Cuando miro al cielo, mis espejos son nubes que contrastan, mientras nacen ríos de luz que desbocan entre mis párpados para enceguecerlos entre mantos poco silenciosos de neblinas casi obscuras, que suenan a tormentas futuras, llenas de presagios. Así es como nace la bipolaridad entre nuestros sueños e ideas, realidad o fantasía, colapsando siempre como si fueran hojas que estrepitosamente caen entre los vientos indomables de otoño e invierno, sólo para dar cobijo a la madre tierra en su sereno descanso, al cual nos incorporaremos todos.
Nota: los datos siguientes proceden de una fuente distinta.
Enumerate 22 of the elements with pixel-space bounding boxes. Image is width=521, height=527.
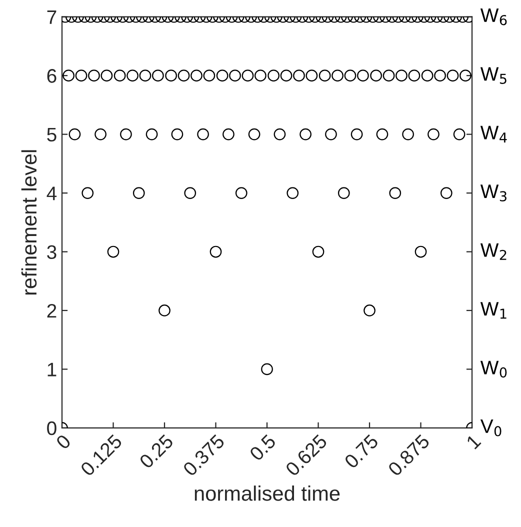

Ya no veo el azul, el dorado es quien recorre cercenando líneas en un centro, cada parte en dos polos, espinas y flores, agua y tierra, Venus y Marte, eructando la sábila de la uva y tragando la semilla, para que ya no haya más para sus hijos.
Las estrellas caen como copos de nieve y se hacen arena entre nuestras manos, que ya son castillos de la misma arena en la playa, de tal grandeza y delicadeza es su ardor, pero siempre llorando porque es de piedra y no de cristal, es de lodo y no de diamante. La luna ve llorar a nuestros hijos; el hombre es manto, capa y escudo con que la madre tierra se cobija, y el pobre sol, como flechas, espadas y armas atómicas, que sin corazón se desliza, por la riqueza y soberbia del mismo.
Dinero, economía, poder… Monopolios, multinacionales y otros pocos que merman la vida de todos; que como la nada, nunca se llenan.
Otra tierra, ya no es estrella, es tu casa, matas la vida mientras descubres soluciones, creas ilusiones y sueños, mientras mermas las pasiones y la naturaleza. La estupidez se ha convertido en el éxito de los trols sobrevivientes, de los zombies tecnológicos y hombres que se creen casi dioses, porque creen que sus suertes son creaciones divinas y la única huella que dejan es el limaco del brillo casi cristalino de su pobre existencia, pero se regocijan asiéndonos miserables a todo los demás.
Punto y aparte. Que viva el rey, muere el rey, que viva el rey.